Les fils du ministre de l’Intérieur, Muammer Güler, de celui de l’Economie, Zafer Caglayan, et de son collègue de l’Environnement, Erdogan Bayraktar, ont été placés en garde à vue en même temps qu’une cinquantaine d’autres personnalités, dont Suleyman Aslan, PDG de Halk Bankasi, une importante banque publique, des patrons, des hauts cadres du parti et le maire du très islamiste quartier Fatih d’Istanbul. Ils sont soupçonnés de corruption active, de fraude, de blanchiment d’argent. Le ministre des Affaires européennes, Egemen Bagis, serait aussi éclaboussé dans l’affaire. «Le divorce entre l’AKP et la Cemaat est en train de se transformer en une guerre ouverte dans laquelle les deux parties vont perdre énormément», relève Kadri Gürsel, éditorialiste du quotidien libéral Milliyet.

Pourquoi ce bras de fer ?

La toute-puissante Cemaat – dont le chef spirituel Fethullah Gülen, poursuivi pour activités antilaïques, est réfugié aux Etats-Unis depuis 1999 – avait longtemps soutenu l’AKP, partageant peu ou prou le même projet d’islamisation de la société et des institutions. Mais les deux forces sont de natures différentes. «La confrérie veut se débarrasser d’Erdogan, car elle le perçoit désormais comme une menace pour sa propre existence, mais elle ne lutte pas tant contre l’AKP que contre le Premier ministre lui-même ; elle ne veut pas tant casser le vase qu’en changer l’eau qui, selon elle, est pourrie», analyse Kadri Gürsel. L’AKP de Recep Tayyip Erdogan, issu de l’ancien parti islamiste Refah, est avant tout un mouvement politique. La confrérie, plus libérale et pro-occidentale, mais encore plus bigote, dont le maître mot est «hizmet» («service»), mise, elle, avant tout sur son pouvoir d’influence au travers de ses journaux, dont Zaman, l’un des principaux quotidiens du pays, ses réseaux d’écoles, y compris en Europe et en Afrique, et l’infiltration massive de l’appareil policier et judiciaire.

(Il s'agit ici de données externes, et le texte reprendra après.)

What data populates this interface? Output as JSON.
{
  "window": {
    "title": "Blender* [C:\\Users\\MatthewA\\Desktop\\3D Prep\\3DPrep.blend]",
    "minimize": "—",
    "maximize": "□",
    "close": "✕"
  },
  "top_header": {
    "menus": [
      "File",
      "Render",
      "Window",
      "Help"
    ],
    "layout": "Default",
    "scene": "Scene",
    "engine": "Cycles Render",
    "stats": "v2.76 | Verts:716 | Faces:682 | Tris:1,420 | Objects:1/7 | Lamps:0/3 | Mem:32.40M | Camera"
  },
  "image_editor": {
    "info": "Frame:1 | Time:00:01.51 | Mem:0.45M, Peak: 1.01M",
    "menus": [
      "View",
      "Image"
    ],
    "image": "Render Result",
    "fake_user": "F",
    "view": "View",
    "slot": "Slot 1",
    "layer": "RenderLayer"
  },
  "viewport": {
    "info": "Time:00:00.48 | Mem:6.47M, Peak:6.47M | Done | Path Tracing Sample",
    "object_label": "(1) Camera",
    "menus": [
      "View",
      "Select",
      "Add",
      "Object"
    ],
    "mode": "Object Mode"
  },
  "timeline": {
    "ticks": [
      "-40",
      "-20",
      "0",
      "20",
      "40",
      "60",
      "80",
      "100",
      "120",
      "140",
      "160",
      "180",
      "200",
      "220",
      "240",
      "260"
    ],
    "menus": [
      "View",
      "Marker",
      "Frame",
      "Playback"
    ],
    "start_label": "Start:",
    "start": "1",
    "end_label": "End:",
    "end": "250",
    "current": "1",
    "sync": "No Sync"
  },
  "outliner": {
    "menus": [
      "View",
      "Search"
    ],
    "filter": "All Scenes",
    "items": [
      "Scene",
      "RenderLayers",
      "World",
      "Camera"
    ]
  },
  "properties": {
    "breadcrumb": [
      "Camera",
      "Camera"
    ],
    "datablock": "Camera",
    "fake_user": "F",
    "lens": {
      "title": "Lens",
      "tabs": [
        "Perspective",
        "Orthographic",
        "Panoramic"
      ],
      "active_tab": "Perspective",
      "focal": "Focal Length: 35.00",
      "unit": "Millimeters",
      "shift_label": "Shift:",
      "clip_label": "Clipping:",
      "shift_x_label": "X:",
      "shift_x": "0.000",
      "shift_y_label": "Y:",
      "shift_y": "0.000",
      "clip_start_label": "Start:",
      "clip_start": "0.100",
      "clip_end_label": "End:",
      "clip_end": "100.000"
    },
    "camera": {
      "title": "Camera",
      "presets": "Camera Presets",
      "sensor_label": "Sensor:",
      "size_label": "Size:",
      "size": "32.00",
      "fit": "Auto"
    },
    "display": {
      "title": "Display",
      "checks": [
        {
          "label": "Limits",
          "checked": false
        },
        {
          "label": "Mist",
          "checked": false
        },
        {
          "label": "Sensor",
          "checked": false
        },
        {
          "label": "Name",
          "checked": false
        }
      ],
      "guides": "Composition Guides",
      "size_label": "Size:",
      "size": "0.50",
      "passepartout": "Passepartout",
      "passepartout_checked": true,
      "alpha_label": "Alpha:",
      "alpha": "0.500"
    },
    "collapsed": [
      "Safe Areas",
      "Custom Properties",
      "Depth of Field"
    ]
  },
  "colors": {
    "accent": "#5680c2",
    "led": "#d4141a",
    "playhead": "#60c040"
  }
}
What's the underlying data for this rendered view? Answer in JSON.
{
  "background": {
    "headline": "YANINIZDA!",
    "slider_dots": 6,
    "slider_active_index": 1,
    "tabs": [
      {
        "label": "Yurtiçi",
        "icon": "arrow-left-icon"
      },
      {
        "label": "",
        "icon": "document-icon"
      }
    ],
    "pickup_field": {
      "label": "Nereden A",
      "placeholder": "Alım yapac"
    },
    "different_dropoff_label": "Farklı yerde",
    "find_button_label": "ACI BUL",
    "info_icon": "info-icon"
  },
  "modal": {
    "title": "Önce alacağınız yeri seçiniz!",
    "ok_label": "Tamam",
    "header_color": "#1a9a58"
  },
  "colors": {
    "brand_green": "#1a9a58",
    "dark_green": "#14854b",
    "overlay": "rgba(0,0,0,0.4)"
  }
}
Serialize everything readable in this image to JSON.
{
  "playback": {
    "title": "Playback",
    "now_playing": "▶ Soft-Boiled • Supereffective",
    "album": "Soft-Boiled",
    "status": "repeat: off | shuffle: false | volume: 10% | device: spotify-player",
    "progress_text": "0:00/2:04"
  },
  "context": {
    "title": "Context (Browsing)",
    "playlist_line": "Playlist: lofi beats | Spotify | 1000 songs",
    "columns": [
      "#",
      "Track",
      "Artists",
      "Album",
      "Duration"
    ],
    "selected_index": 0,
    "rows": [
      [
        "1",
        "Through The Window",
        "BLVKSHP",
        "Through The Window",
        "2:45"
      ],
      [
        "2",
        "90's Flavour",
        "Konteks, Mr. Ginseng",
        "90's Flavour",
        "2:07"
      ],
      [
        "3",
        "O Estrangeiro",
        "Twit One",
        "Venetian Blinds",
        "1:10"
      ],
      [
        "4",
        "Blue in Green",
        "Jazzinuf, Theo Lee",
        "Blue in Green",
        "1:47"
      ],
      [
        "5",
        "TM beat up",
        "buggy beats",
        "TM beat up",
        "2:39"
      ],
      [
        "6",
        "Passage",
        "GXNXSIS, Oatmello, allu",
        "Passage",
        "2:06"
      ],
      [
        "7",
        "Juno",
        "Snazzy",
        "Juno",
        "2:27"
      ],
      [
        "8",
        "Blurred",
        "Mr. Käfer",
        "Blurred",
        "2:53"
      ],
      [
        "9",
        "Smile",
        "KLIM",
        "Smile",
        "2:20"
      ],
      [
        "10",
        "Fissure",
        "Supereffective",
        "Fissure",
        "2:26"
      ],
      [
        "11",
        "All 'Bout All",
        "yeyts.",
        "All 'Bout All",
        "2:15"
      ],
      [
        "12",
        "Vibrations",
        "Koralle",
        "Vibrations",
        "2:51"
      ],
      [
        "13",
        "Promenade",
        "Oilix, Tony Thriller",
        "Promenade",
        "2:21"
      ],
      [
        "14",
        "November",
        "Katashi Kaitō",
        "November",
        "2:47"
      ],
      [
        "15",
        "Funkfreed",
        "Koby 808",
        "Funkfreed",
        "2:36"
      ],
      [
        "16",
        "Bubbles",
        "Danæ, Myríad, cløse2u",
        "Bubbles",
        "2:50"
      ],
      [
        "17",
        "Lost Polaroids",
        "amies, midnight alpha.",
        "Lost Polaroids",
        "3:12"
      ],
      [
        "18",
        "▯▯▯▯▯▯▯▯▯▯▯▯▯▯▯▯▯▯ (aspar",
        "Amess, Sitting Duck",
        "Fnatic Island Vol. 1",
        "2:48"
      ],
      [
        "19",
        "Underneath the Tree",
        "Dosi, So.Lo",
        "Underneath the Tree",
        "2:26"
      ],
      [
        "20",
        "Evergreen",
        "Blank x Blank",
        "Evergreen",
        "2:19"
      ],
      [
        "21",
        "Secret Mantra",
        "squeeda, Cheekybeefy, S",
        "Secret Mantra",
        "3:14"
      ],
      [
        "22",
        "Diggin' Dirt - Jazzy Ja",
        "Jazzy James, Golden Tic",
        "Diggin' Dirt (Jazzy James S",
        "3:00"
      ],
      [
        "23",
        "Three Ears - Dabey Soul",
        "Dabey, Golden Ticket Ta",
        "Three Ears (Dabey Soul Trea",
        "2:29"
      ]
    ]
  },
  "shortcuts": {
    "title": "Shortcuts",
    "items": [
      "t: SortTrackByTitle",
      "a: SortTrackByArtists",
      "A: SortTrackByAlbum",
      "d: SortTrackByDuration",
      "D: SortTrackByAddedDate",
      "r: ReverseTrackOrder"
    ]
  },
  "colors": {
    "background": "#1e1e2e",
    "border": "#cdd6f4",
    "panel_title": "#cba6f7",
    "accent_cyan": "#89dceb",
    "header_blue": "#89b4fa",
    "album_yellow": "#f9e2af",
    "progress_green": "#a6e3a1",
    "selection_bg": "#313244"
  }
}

Quelles seront les conséquences ?

Le bras de fer entre l’AKP et la Cemaat ne pourra que s’envenimer en 2014, année cruciale avec des élections municipales en mars et la présidentielle à l’automne – la première au suffrage universel -, où Erdogan sera en lice.

Le conflit avait commencé en février 2012, quand les réseaux «gülenistes» tentèrent d’avoir la tête du patron des services secrets, Hakan Fidan, proche d’Erdogan. Ce dernier décida alors de casser le pouvoir de la Cemaat. Au printemps, des proches de la confrérie, dont le vice-Premier ministre, Bülent Arinç, avaient dénoncé l’excès de répression contre les manifestants d’Istanbul. Il y a un mois, le gouvernement a supprimé les cours de soutien scolaire, manne dont profitait la confrérie. L’opposition laïque compte bien profiter de cette guerre interne islamiste qui va éparpiller l’électorat et du grand déballage des affaires.